Рейн наклонился и взял ее за руку.

— Все в порядке, Джо, все это уже в прошлом. Ты вскоре сможешь забыть об этом.

Она кивнула. Тепло его рук помогло ей успокоиться, немного растопило лед, сковавший ее сердце.

— Когда я вышла на крыльцо, отец облил мебель маслом из лампы. Он поджег дом и вышел к шерифу. Он сказал, что уничтожит все, чем мы владели, чтобы не дать тебе отнять это у нас.

Я сожгу все до последней дощечки и последней бумажонки в доме, чтобы этому негодяю ничего не досталось!

О, Боже мой, папа, что ты наделал?

— Я попыталась вернуться в дом, требовала, чтобы они отпустили меня, но дом вспыхнул как трут. Папа дольше всех стоял на крыльце. Я плакала. И только когда он увидел, что загорелись его прекрасные книги, он осознал, что же он совершил.

Она видела это сейчас так же ясно, как если бы огонь полыхал в салоне у виконта. Пожар в пивной вернул эти воспоминания, всю их страшную боль.

— Когда упала одна из внутренних стен, отец начал кричать, он говорил разные безумные слова, называл тебя негодяем, обзывал самыми грязными словами, какие только мне приходилось слышать на улице.

Когда Джоселин замолчала, Рейн пожал ей руку, эта поддержка придала ей сил.
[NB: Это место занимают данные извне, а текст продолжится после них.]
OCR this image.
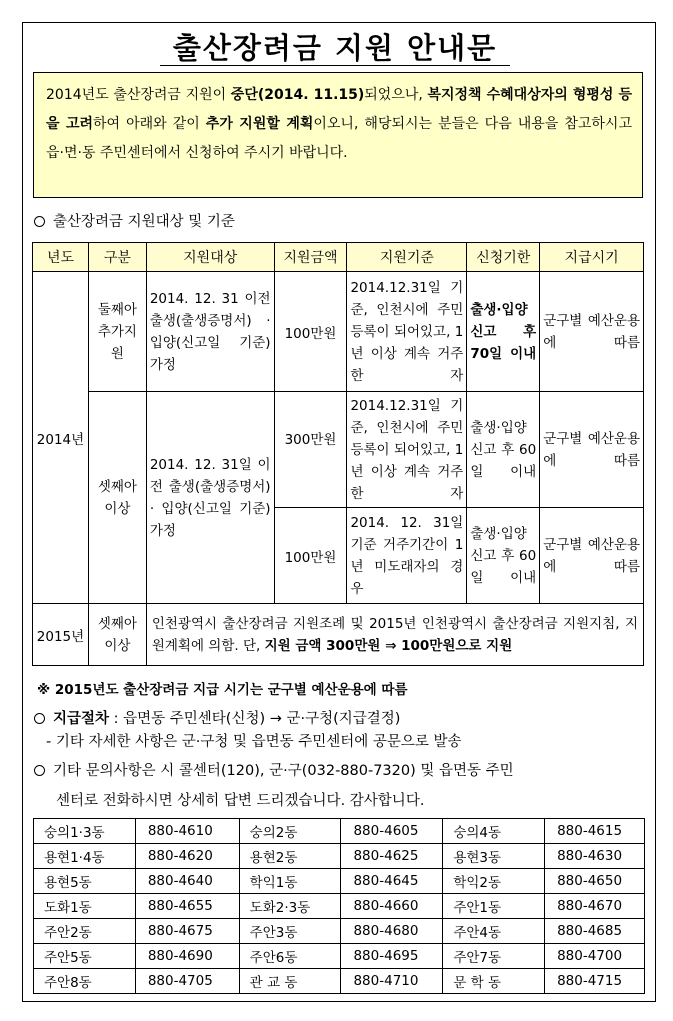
출산장려금 지원 안내문
2014년도 출산장려금 지원이 중단(2014. 11.15)되었으나, 복지정책 수혜대상자의 형평성 등을 고려하여 아래와 같이 추가 지원할 계획이오니, 해당되시는 분들은 다음 내용을 참고하시고 읍·면·동 주민센터에서 신청하여 주시기 바랍니다.
출산장려금 지원대상 및 기준
년도	구분	지원대상	지원금액	지원기준	신청기한	지급시기
2014년	둘째아 추가지원	2014. 12. 31 이전 출생(출생증명서) · 입양(신고일 기준) 가정	100만원	2014.12.31일 기준, 인천시에 주민등록이 되어있고, 1년 이상 계속 거주한 자	출생·입양 신고 후 70일 이내	군구별 예산운용에 따름
	셋째아 이상	2014. 12. 31일 이전 출생(출생증명서) · 입양(신고일 기준) 가정	300만원	2014.12.31일 기준, 인천시에 주민등록이 되어있고, 1년 이상 계속 거주한 자	출생·입양 신고 후 60일 이내	군구별 예산운용에 따름
			100만원	2014. 12. 31일 기준 거주기간이 1년 미도래자의 경우	출생·입양 신고 후 60일 이내	군구별 예산운용에 따름
2015년	셋째아 이상	인천광역시 출산장려금 지원조례 및 2015년 인천광역시 출산장려금 지원지침, 지원계획에 의함. 단, 지원 금액 300만원 ⇒ 100만원으로 지원				
※ 2015년도 출산장려금 지급 시기는 군구별 예산운용에 따름
지급절차 : 읍면동 주민센타(신청) → 군·구청(지급결정)
- 기타 자세한 사항은 군·구청 및 읍면동 주민센터에 공문으로 발송
기타 문의사항은 시 콜센터(120), 군·구(032-880-7320) 및 읍면동 주민
센터로 전화하시면 상세히 답변 드리겠습니다. 감사합니다.
숭의1·3동	880-4610	숭의2동	880-4605	숭의4동	880-4615
용현1·4동	880-4620	용현2동	880-4625	용현3동	880-4630
용현5동	880-4640	학익1동	880-4645	학익2동	880-4650
도화1동	880-4655	도화2·3동	880-4660	주안1동	880-4670
주안2동	880-4675	주안3동	880-4680	주안4동	880-4685
주안5동	880-4690	주안6동	880-4695	주안7동	880-4700
주안8동	880-4705	관 교 동	880-4710	문 학 동	880-4715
— Прежде, чем кто-либо успел догадаться о намерениях, отец развернулся и побежал в дом. Я думаю, что он в конце концов понял весь ужас того, что совершил, но я так никогда и не узнала этого наверняка. Я знаю только, что он вбежал через открытую дверь прямо в огонь. И я слышала его крики, когда обвалилась крыша.
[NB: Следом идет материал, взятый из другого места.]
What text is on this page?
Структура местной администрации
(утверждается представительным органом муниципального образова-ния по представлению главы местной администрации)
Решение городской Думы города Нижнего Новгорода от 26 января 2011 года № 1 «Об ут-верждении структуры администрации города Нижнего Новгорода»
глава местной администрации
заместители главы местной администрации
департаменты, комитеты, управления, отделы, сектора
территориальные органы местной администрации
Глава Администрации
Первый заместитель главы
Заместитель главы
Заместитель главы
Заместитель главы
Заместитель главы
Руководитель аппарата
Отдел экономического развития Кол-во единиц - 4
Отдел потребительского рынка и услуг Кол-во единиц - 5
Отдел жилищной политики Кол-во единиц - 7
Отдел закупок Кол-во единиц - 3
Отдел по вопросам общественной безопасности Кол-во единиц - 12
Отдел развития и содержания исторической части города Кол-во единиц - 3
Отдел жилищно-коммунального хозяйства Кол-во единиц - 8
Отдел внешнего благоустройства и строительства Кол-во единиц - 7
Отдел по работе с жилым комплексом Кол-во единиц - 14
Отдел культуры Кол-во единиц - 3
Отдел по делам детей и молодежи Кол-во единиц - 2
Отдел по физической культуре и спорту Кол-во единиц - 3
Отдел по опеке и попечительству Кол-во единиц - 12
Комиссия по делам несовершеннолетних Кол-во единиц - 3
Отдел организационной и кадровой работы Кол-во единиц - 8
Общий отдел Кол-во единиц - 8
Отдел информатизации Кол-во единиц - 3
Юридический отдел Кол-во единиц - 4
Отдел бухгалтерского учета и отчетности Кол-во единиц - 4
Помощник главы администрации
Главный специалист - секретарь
Она бессознательно забрала у него руку.

— Мне никогда больше не приходилось слышать такой нечеловеческой боли.

Она не осознавала, что плачет, пока Рейн не обнял ее.

— Все в порядке, милая.

Он прижал ее к себе, и Джо разрыдалась.

— О-о-он был таким мягким человеком. Он никогда ни о чем не просил. К-как же ты мог его выгнать?

— Я не делал этого, — мягко возразил Рейн. — Тогда виконтом был мой отец.

— Твой отец? — она приподняла голову, чтобы взглянуть на него. Ее глаза на побледневшем лице казались огромными. — Но я думала…

— Что ты думала?

— Не знаю. Вс-все так смешалось, — она тихо икнула, и новые слезы полились по ее щекам. — Я, конечно, никогда не видела виконта, и отец тоже не видел его до той встречи, но я ненавидела тебя за то, что ты сделал. Я могла бы пойти к тебе тогда…

— Не ко мне. К моему отцу, — поправил он. — Ты могла бы пойти к моему отцу. Он умер в декабре 1804 года. Тогда я и унаследовал титул.

Ужас ошибки обрушился на нее. Его отец. Не Рейн, а его предшественник.

— Господи! Я же чуть не убила тебя!

— Ты меня не убила. Только это имеет значение, и все это уже позади.

— А если бы я… Господи… если бы я…

— Послушай, Джо. Это недоразумение уже почти разрешилось. Я хочу, чтобы ты рассказала мне все остальное.

Она взяла платок, который он достал из жилетного кармана, прижала его к глазам, высморкалась и глубоко вздохнула.

— Через два дня после похорон отца меня отправили жить к кузенам в Корнуолл — к Бэркли Петерсу и его жене Луэлле.